Wednesday Photo: A (provocative) image of the chancel arch in St Mary the Virgin, Strethall, Essex

Taken with a Ricoh GR
Just click on the photo to enlarge it 

Taken in September 2016, this photo shows the chancel arch in St Mary the Virgin in Strethall, Essex, taken from near the altar looking towards the north. The church guide cites H. M. Taylor’s Anglo-Saxon Architecture in which the arch is described as “one of the finest examples of Anglo-Saxon workmanship in smaller parish churches.”

The light was such that, unusually for me (when photographing the inside of a church anyway), I chose to use the camera’s very high contrast black and white setting to take the shot. This kind of setting is the one I have most often used for street photography, including the photo I posted a few weeks ago, and I use it on the street because long ago I was powerfully impressed by the work of the Provoke group of Japanese photographers. In 1968, they published this influential manifesto:   

Manifesto of the “Provoke Group” (1968) signed by Kohi Taki, Takuma Nakahira, Takahiko Okada, Yutaka Takanashi, and Daido Moriyama

“Today, when words have lost their material base—in other words, their reality—and seem suspended in mid-air, a photographer’s eye can capture fragments of reality that cannot be expressed in language as it is. He can submit those images as a document to be considered alongside language and ideology. This is why, brash as it may seem, Provoke has the subtitle, ‘provocative documents for thought.’” 

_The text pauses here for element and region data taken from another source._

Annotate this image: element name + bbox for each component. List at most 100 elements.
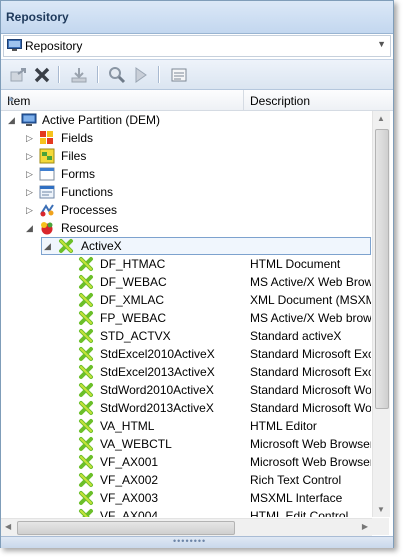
find-icon[interactable] xyxy=(107,65,127,85)
item-name: VF_AX001 xyxy=(100,455,159,469)
horizontal-scrollbar[interactable]: ◀ ▶ xyxy=(1,518,372,536)
tree-group-label: Fields xyxy=(61,131,94,145)
list-item[interactable]: DF_HTMAC HTML Document xyxy=(1,255,371,273)
expand-icon[interactable]: ▷ xyxy=(26,168,36,180)
item-name: VA_HTML xyxy=(100,419,155,433)
list-item[interactable]: VA_HTML HTML Editor xyxy=(1,417,371,435)
scroll-down-icon[interactable]: ▼ xyxy=(377,505,385,514)
properties-icon[interactable] xyxy=(169,65,189,85)
vertical-scrollbar[interactable]: ▲ ▼ xyxy=(372,111,390,517)
activex-icon xyxy=(79,491,93,505)
grip-dots-icon: •••••••• xyxy=(173,536,207,546)
selector-value: Repository xyxy=(25,39,83,53)
list-item[interactable]: STD_ACTVX Standard activeX xyxy=(1,327,371,345)
item-description: HTML Editor xyxy=(250,419,317,433)
tree-group-label: Resources xyxy=(61,221,119,235)
expand-icon[interactable]: ▷ xyxy=(26,186,36,198)
toolbar-separator xyxy=(158,66,160,83)
tree-group-resources[interactable]: ◢ Resources xyxy=(1,219,371,237)
list-item[interactable]: StdExcel2013ActiveX Standard Microsoft E… xyxy=(1,363,371,381)
item-name: VA_WEBCTL xyxy=(100,437,172,451)
item-name: FP_WEBAC xyxy=(100,311,167,325)
collapse-icon[interactable]: ◢ xyxy=(8,114,18,126)
activex-icon xyxy=(79,437,93,451)
scroll-right-icon[interactable]: ▶ xyxy=(362,522,368,531)
computer-icon xyxy=(21,113,37,126)
list-item[interactable]: DF_WEBAC MS Active/X Web Browser xyxy=(1,273,371,291)
item-name: DF_WEBAC xyxy=(100,275,167,289)
tree-group-label: Functions xyxy=(61,185,114,199)
list-item[interactable]: VF_AX001 Microsoft Web Browser xyxy=(1,453,371,471)
run-icon[interactable] xyxy=(130,65,150,85)
tree-subgroup-activex[interactable]: ◢ ActiveX xyxy=(1,237,371,255)
item-description: Microsoft Web Browser xyxy=(250,437,371,451)
list-item[interactable]: DF_XMLAC XML Document (MSXML) xyxy=(1,291,371,309)
activex-icon xyxy=(79,455,93,469)
sort-arrow-icon: ▲ xyxy=(7,94,15,103)
horizontal-scroll-thumb[interactable] xyxy=(17,521,235,535)
item-description: HTML Edit Control xyxy=(250,509,349,517)
chevron-down-icon[interactable]: ▼ xyxy=(377,39,386,49)
toolbar xyxy=(1,59,393,90)
activex-icon xyxy=(79,365,93,379)
expand-icon[interactable]: ▷ xyxy=(26,204,36,216)
list-item[interactable]: StdExcel2010ActiveX Standard Microsoft E… xyxy=(1,345,371,363)
list-item[interactable]: StdWord2010ActiveX Standard Microsoft Wo… xyxy=(1,381,371,399)
tree-group-label: Forms xyxy=(61,167,95,181)
list-item[interactable]: FP_WEBAC MS Active/X Web browser xyxy=(1,309,371,327)
vertical-scroll-thumb[interactable] xyxy=(375,129,389,409)
activex-icon xyxy=(79,329,93,343)
scroll-left-icon[interactable]: ◀ xyxy=(5,522,11,531)
list-item[interactable]: VF_AX004 HTML Edit Control xyxy=(1,507,371,517)
scroll-up-icon[interactable]: ▲ xyxy=(377,114,385,123)
column-item[interactable]: Item ▲ xyxy=(1,90,244,110)
title-bar: Repository xyxy=(1,1,393,34)
activex-icon xyxy=(79,509,93,517)
item-name: DF_XMLAC xyxy=(100,293,165,307)
check-in-icon[interactable] xyxy=(69,65,89,85)
activex-icon xyxy=(59,239,73,253)
forms-icon xyxy=(39,167,55,181)
tree-group-fields[interactable]: ▷ Fields xyxy=(1,129,371,147)
resize-grip[interactable]: •••••••• xyxy=(1,536,393,548)
item-name: DF_HTMAC xyxy=(100,257,166,271)
tree-root-label: Active Partition (DEM) xyxy=(42,113,161,127)
list-item[interactable]: VF_AX002 Rich Text Control xyxy=(1,471,371,489)
toolbar-separator xyxy=(97,66,99,83)
list-item[interactable]: VF_AX003 MSXML Interface xyxy=(1,489,371,507)
expand-icon[interactable]: ▷ xyxy=(26,150,36,162)
collapse-icon[interactable]: ◢ xyxy=(26,222,36,234)
list-item[interactable]: VA_WEBCTL Microsoft Web Browser xyxy=(1,435,371,453)
scrollbar-corner xyxy=(372,518,389,535)
delete-icon[interactable] xyxy=(32,65,52,85)
tree-group-files[interactable]: ▷ Files xyxy=(1,147,371,165)
processes-icon xyxy=(40,204,54,217)
item-name: StdWord2013ActiveX xyxy=(100,401,214,415)
window-title: Repository xyxy=(6,10,69,24)
item-name: STD_ACTVX xyxy=(100,329,171,343)
column-header: Item ▲ Description xyxy=(1,90,393,111)
item-name: StdExcel2010ActiveX xyxy=(100,347,215,361)
collapse-icon[interactable]: ◢ xyxy=(44,240,54,252)
tree-root[interactable]: ◢ Active Partition (DEM) xyxy=(1,111,371,129)
export-icon[interactable] xyxy=(9,65,29,85)
item-name: StdExcel2013ActiveX xyxy=(100,365,215,379)
tree-group-processes[interactable]: ▷ Processes xyxy=(1,201,371,219)
tree-subgroup-label: ActiveX xyxy=(81,239,122,253)
repository-selector[interactable]: Repository ▼ xyxy=(3,35,391,57)
item-description: Standard Microsoft Word xyxy=(250,383,371,397)
activex-icon xyxy=(79,347,93,361)
repository-tree: ◢ Active Partition (DEM) ▷ Fields ▷ File… xyxy=(1,111,371,517)
list-item[interactable]: StdWord2013ActiveX Standard Microsoft Wo… xyxy=(1,399,371,417)
item-description: MS Active/X Web Browser xyxy=(250,275,371,289)
tree-group-functions[interactable]: ▷ Functions xyxy=(1,183,371,201)
tree-group-forms[interactable]: ▷ Forms xyxy=(1,165,371,183)
expand-icon[interactable]: ▷ xyxy=(26,132,36,144)
item-description: HTML Document xyxy=(250,257,341,271)
tree-group-label: Files xyxy=(61,149,87,163)
item-description: Microsoft Web Browser xyxy=(250,455,371,469)
tree-group-label: Processes xyxy=(61,203,118,217)
files-icon xyxy=(39,148,55,164)
column-description[interactable]: Description xyxy=(244,90,393,110)
functions-icon xyxy=(39,185,55,199)
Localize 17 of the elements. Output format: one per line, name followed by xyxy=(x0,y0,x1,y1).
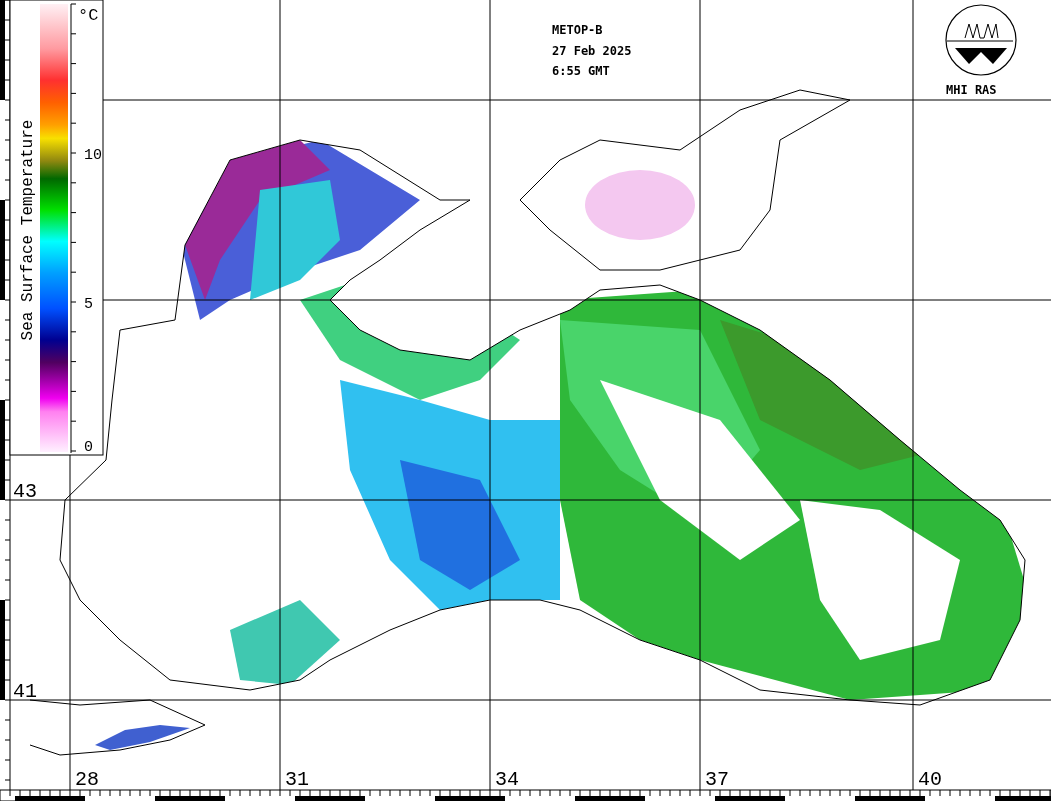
unit-label: °C xyxy=(78,6,99,25)
latitude-label: 41 xyxy=(13,680,37,703)
satellite-name: METOP-B xyxy=(552,23,603,37)
legend-title: Sea Surface Temperature xyxy=(19,119,37,341)
longitude-label: 31 xyxy=(285,768,309,791)
longitude-label: 40 xyxy=(918,768,942,791)
legend-tick-label: 10 xyxy=(84,147,102,164)
legend-tick-label: 5 xyxy=(84,296,93,313)
longitude-label: 34 xyxy=(495,768,519,791)
latitude-label: 43 xyxy=(13,480,37,503)
longitude-label: 28 xyxy=(75,768,99,791)
legend-tick-label: 0 xyxy=(84,439,93,456)
longitude-label: 37 xyxy=(705,768,729,791)
image-date: 27 Feb 2025 xyxy=(552,44,632,58)
logo-caption: MHI RAS xyxy=(946,83,997,97)
image-time: 6:55 GMT xyxy=(552,64,610,78)
logo-icon xyxy=(945,4,1017,76)
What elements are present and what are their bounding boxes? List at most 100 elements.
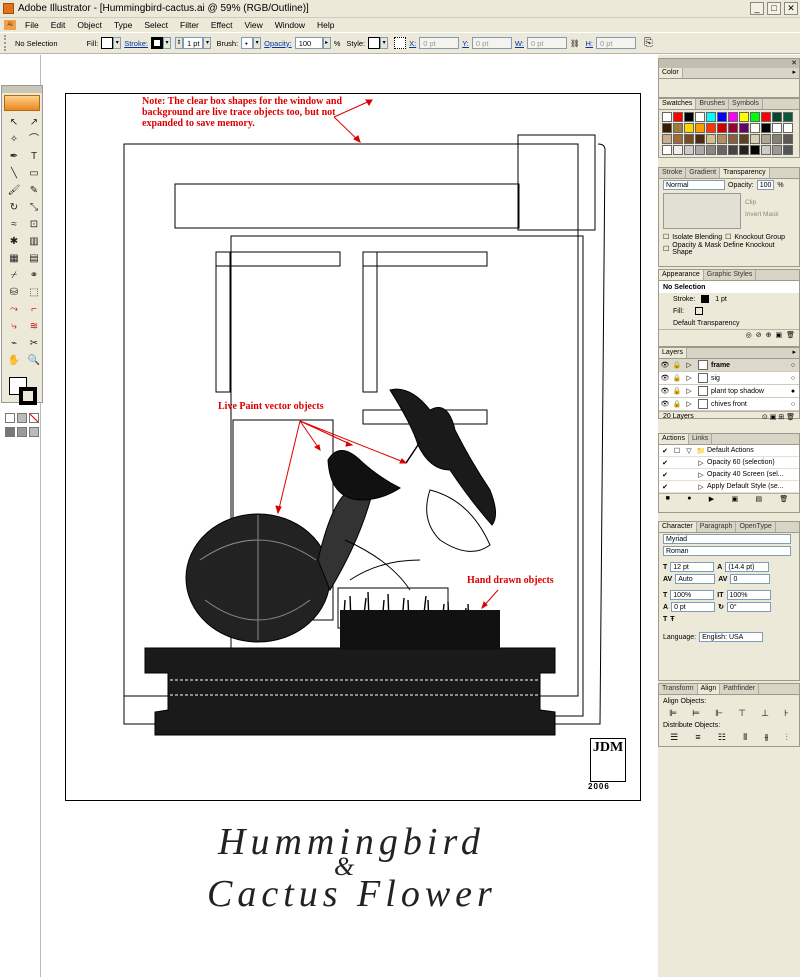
maximize-button[interactable]: □ — [767, 2, 781, 15]
swatch-chip[interactable] — [695, 123, 705, 133]
panel-menu-icon[interactable]: ▸ — [792, 68, 796, 76]
action-set-row[interactable]: ✔ ☐ ▽ 📁 Default Actions — [659, 445, 799, 457]
character-rotation-field[interactable]: 0° — [726, 602, 771, 612]
swatch-chip[interactable] — [772, 123, 782, 133]
scale-tool-icon[interactable]: ⤡ — [25, 200, 43, 216]
swatch-chip[interactable] — [662, 112, 672, 122]
language-select[interactable]: English: USA — [699, 632, 764, 642]
swatch-chip[interactable] — [739, 134, 749, 144]
action-row[interactable]: ✔ ▷ Opacity 40 Screen (sel... — [659, 469, 799, 481]
paintbrush-tool-icon[interactable]: 🖌 — [5, 183, 23, 199]
tab-opentype[interactable]: OpenType — [736, 522, 776, 532]
symbol-sprayer-tool-icon[interactable]: ✱ — [5, 234, 23, 250]
hand-tool-icon[interactable]: ✋ — [5, 353, 23, 369]
tab-paragraph[interactable]: Paragraph — [697, 522, 737, 532]
tab-color[interactable]: Color — [659, 68, 683, 78]
swatch-chip[interactable] — [761, 123, 771, 133]
none-mode-icon[interactable] — [29, 413, 39, 423]
tab-swatches[interactable]: Swatches — [659, 99, 697, 109]
screen-mode-normal-icon[interactable] — [5, 427, 15, 437]
leading-field[interactable]: (14.4 pt) — [725, 562, 770, 572]
swatch-chip[interactable] — [684, 112, 694, 122]
tab-pathfinder[interactable]: Pathfinder — [720, 684, 760, 694]
tab-character[interactable]: Character — [659, 522, 697, 532]
swatch-chip[interactable] — [750, 112, 760, 122]
clip-checkbox[interactable]: Clip — [745, 197, 779, 209]
free-transform-tool-icon[interactable]: ⊡ — [25, 217, 43, 233]
tab-transparency[interactable]: Transparency — [720, 168, 770, 178]
swatch-chip[interactable] — [783, 123, 793, 133]
tab-links[interactable]: Links — [689, 434, 713, 444]
opacity-mask-checkbox[interactable]: Opacity & Mask Define Knockout Shape — [672, 242, 795, 256]
swatch-chip[interactable] — [695, 145, 705, 155]
eyedropper-tool-icon[interactable]: ⌿ — [5, 268, 23, 284]
swatch-chip[interactable] — [706, 112, 716, 122]
swatch-chip[interactable] — [662, 145, 672, 155]
tab-stroke[interactable]: Stroke — [659, 168, 687, 178]
swatch-chip[interactable] — [717, 134, 727, 144]
swatch-chip[interactable] — [761, 145, 771, 155]
swatch-chip[interactable] — [750, 145, 760, 155]
line-tool-icon[interactable]: ╲ — [5, 166, 23, 182]
selection-tool-icon[interactable]: ↖ — [5, 115, 23, 131]
close-button[interactable]: ✕ — [784, 2, 798, 15]
rotate-tool-icon[interactable]: ↻ — [5, 200, 23, 216]
knife-tool-icon[interactable]: ⌁ — [5, 336, 23, 352]
swatch-chip[interactable] — [728, 145, 738, 155]
swatch-chip[interactable] — [706, 134, 716, 144]
font-style-select[interactable]: Roman — [663, 546, 791, 556]
tab-align[interactable]: Align — [697, 684, 721, 694]
swatch-chip[interactable] — [706, 123, 716, 133]
distribute-buttons-row[interactable]: ☰ ≡ ☷ ⫴ ⫵ ⫶ — [659, 731, 799, 743]
scissors-tool-icon[interactable]: ✂ — [25, 336, 43, 352]
opacity-field[interactable]: 100 — [756, 180, 775, 190]
blend-mode-select[interactable]: Normal — [663, 180, 725, 190]
tab-brushes[interactable]: Brushes — [696, 99, 730, 109]
close-icon[interactable]: ✕ — [791, 59, 797, 68]
swatch-chip[interactable] — [761, 134, 771, 144]
swatch-chip[interactable] — [772, 112, 782, 122]
font-family-select[interactable]: Myriad — [663, 534, 791, 544]
screen-mode-full-icon[interactable] — [29, 427, 39, 437]
eraser-tool-icon[interactable]: ≋ — [25, 319, 43, 335]
swatch-chip[interactable] — [684, 123, 694, 133]
swatch-chip[interactable] — [728, 134, 738, 144]
swatch-chip[interactable] — [750, 134, 760, 144]
gradient-tool-icon[interactable]: ▤ — [25, 251, 43, 267]
live-paint-selection-tool-icon[interactable]: ⬚ — [25, 285, 43, 301]
swatch-chip[interactable] — [673, 123, 683, 133]
layer-row[interactable]: 👁 🔒 ▷ chives front ○ — [659, 398, 799, 411]
crop-area-tool-icon[interactable]: ⌐ — [25, 302, 43, 318]
tab-graphic-styles[interactable]: Graphic Styles — [704, 270, 757, 280]
swatch-chip[interactable] — [695, 112, 705, 122]
tab-layers[interactable]: Layers — [659, 348, 688, 358]
align-buttons-row[interactable]: ⊫ ⊨ ⊩ ⊤ ⊥ ⊦ — [659, 707, 799, 719]
magic-wand-tool-icon[interactable]: ✧ — [5, 132, 23, 148]
swatch-chip[interactable] — [684, 134, 694, 144]
swatch-chip[interactable] — [772, 145, 782, 155]
swatch-chip[interactable] — [739, 112, 749, 122]
warp-tool-icon[interactable]: ≈ — [5, 217, 23, 233]
swatch-chip[interactable] — [739, 123, 749, 133]
lasso-tool-icon[interactable]: ⌒ — [25, 132, 43, 148]
mesh-tool-icon[interactable]: ▦ — [5, 251, 23, 267]
swatch-chip[interactable] — [750, 123, 760, 133]
swatch-chip[interactable] — [761, 112, 771, 122]
swatch-chip[interactable] — [783, 134, 793, 144]
rectangle-tool-icon[interactable]: ▭ — [25, 166, 43, 182]
minimize-button[interactable]: _ — [750, 2, 764, 15]
color-mode-icon[interactable] — [5, 413, 15, 423]
zoom-tool-icon[interactable]: 🔍 — [25, 353, 43, 369]
blend-tool-icon[interactable]: ⚭ — [25, 268, 43, 284]
swatch-chip[interactable] — [717, 112, 727, 122]
swatch-chip[interactable] — [739, 145, 749, 155]
live-paint-bucket-tool-icon[interactable]: ⛁ — [5, 285, 23, 301]
type-tool-icon[interactable]: T — [25, 149, 43, 165]
tab-symbols[interactable]: Symbols — [729, 99, 763, 109]
swatch-chip[interactable] — [673, 134, 683, 144]
stroke-color-box[interactable] — [19, 387, 37, 405]
baseline-shift-field[interactable]: 0 pt — [671, 602, 716, 612]
gradient-mode-icon[interactable] — [17, 413, 27, 423]
layer-row[interactable]: 👁 🔒 ▷ plant top shadow ● — [659, 385, 799, 398]
tab-appearance[interactable]: Appearance — [659, 270, 704, 280]
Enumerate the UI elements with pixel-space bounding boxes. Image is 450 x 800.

Only a long time after taking the photo did its “street” style/look cause me to consider the thought that these days it is often only photography that allows me to capture something of those powerful fragments of reality I find do still exist for me in ancient Christian buildings but which I can no longer always appropriately capture using my inherited, religious language — a language which now often feels to me as if it is suspended in mid-air and has lost its reality.